About 2., as stated above, many users will not know much about software development and version pinning, but if everything is already pinned for them, they should not have to worry. Basically, what we want is that a user types mamba install ess-odin and that just works, always.

This could be done via an installer that people can use. (There were requests for that at some point.) So most users would just download the installer which creates an env with all versions pinned and an executable that opens Jupyter.

This doesn't solve the problem for more expert users like, hopefully, ISs or at least IDSs.

SimonHeybrock commented 11 months ago

Has our positive experience with the https://github.com/scipp/copier_template brought us any closer to taking a decision here?

nvaytet commented 11 months ago

Has our positive experience with the https://github.com/scipp/copier_template brought us any closer to taking a decision here?

I asked the same on Slack. I think we should think some more about this. Especially when I tried to recently update ess to the latest scipp, I had to touch diffraction, sans, reflectometry etc...

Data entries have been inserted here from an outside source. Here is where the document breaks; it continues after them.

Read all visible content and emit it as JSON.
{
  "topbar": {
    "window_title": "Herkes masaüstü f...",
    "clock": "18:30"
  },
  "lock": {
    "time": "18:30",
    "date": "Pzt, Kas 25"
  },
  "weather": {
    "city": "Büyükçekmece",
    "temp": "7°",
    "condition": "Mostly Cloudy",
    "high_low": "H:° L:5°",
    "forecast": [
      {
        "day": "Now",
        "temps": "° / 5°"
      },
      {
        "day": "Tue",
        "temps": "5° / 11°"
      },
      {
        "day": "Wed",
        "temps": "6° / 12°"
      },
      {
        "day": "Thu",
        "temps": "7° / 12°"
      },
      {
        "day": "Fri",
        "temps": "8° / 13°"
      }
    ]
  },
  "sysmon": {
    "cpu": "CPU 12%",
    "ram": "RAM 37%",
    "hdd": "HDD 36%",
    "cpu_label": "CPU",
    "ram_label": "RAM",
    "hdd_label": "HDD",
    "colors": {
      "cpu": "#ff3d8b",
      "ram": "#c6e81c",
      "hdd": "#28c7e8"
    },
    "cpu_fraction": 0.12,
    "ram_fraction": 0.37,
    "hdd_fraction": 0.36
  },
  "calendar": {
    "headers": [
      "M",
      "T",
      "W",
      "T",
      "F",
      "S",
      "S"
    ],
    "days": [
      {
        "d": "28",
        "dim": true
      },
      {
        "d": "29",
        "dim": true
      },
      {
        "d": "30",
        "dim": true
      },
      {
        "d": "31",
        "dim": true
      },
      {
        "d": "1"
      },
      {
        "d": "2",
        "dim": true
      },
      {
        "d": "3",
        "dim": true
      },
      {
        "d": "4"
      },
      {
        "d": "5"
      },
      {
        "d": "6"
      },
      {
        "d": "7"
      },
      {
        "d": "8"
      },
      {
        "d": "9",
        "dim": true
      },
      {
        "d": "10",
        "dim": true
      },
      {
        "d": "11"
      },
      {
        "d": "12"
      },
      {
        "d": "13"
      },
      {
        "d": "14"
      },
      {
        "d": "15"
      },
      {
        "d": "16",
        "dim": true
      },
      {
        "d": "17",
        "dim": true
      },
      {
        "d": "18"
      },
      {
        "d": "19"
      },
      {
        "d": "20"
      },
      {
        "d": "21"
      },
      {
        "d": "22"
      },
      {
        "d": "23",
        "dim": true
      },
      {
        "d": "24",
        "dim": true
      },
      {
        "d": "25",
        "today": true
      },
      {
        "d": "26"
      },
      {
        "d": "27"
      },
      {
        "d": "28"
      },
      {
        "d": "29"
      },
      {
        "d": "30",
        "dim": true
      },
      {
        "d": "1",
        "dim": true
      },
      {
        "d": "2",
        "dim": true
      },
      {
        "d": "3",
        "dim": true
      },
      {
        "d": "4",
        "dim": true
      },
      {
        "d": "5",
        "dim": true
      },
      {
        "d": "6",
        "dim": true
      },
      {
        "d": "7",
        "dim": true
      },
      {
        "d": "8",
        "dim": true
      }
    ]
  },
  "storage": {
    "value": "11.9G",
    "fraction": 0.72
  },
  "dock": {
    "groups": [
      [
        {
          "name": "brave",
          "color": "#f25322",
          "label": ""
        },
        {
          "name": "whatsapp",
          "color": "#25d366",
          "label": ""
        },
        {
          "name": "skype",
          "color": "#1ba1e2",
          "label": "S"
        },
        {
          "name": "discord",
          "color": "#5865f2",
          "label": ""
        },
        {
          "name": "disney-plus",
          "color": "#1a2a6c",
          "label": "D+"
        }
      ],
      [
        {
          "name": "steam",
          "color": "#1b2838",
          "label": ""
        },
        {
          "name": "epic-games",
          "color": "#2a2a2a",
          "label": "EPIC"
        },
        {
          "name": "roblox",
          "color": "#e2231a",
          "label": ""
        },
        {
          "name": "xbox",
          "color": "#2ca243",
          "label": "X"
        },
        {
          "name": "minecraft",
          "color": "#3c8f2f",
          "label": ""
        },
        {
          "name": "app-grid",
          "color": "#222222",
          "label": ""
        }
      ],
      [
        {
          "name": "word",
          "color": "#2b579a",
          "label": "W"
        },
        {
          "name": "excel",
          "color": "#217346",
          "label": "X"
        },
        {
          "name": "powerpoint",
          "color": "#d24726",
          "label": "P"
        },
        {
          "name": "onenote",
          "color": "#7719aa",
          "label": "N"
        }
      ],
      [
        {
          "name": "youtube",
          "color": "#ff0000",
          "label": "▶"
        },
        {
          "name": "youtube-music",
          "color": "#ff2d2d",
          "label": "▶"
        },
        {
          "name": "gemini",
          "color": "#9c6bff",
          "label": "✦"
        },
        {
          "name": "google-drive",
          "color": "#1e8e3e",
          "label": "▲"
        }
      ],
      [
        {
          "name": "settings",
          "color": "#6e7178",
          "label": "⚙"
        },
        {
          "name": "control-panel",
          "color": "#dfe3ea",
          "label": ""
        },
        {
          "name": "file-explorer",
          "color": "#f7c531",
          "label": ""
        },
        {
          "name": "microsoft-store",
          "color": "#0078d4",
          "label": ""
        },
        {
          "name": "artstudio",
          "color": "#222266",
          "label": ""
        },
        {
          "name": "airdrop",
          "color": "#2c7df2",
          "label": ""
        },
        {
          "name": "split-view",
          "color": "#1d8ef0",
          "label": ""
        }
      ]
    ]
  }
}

I was also wondering if we should make a new organisation, so that we get more gh builders for the CI? I have a feeling that we will soon have a bottleneck where we find ourselves waiting for resources, as we make more and more repos. The alternative is of course to get ESS to pay for more builders.

Regarding the scope of our jobs, it makes sense to have everything under the same organisation, because that's where all the code we work on goes. However, if you look at the projects themselves, maybe grouping the non-neutron stuff together might make sense?

But I am now thinking that a package called scippnexus should probably be part of the Scipp organisation.

So maybe the simplest thing to do is indeed to ask ESS to pay for more builders? There is something called a "Team" account, I don't know if it's possible to upgrade Scipp to that? ($4 per user per month, it won't break the bank)

SimonHeybrock commented 11 months ago

I think builders is an independent discussion, and should not have any influence on the technical decision on splitting up the package or not.

nvaytet commented 11 months ago

I don't think I was saying we should maybe not split ess because we may run out of builders.

I was saying that I think we should split, and then was wondering how we could deal with the potential increase in builder use.

SimonHeybrock commented 11 months ago

I think the need for builders scales more directly with the number of contributors, not so much with the number of repos (except for releases, maybe).

SimonHeybrock commented 8 months ago

We have started doing this. Still ongoing but this issue is no longer useful.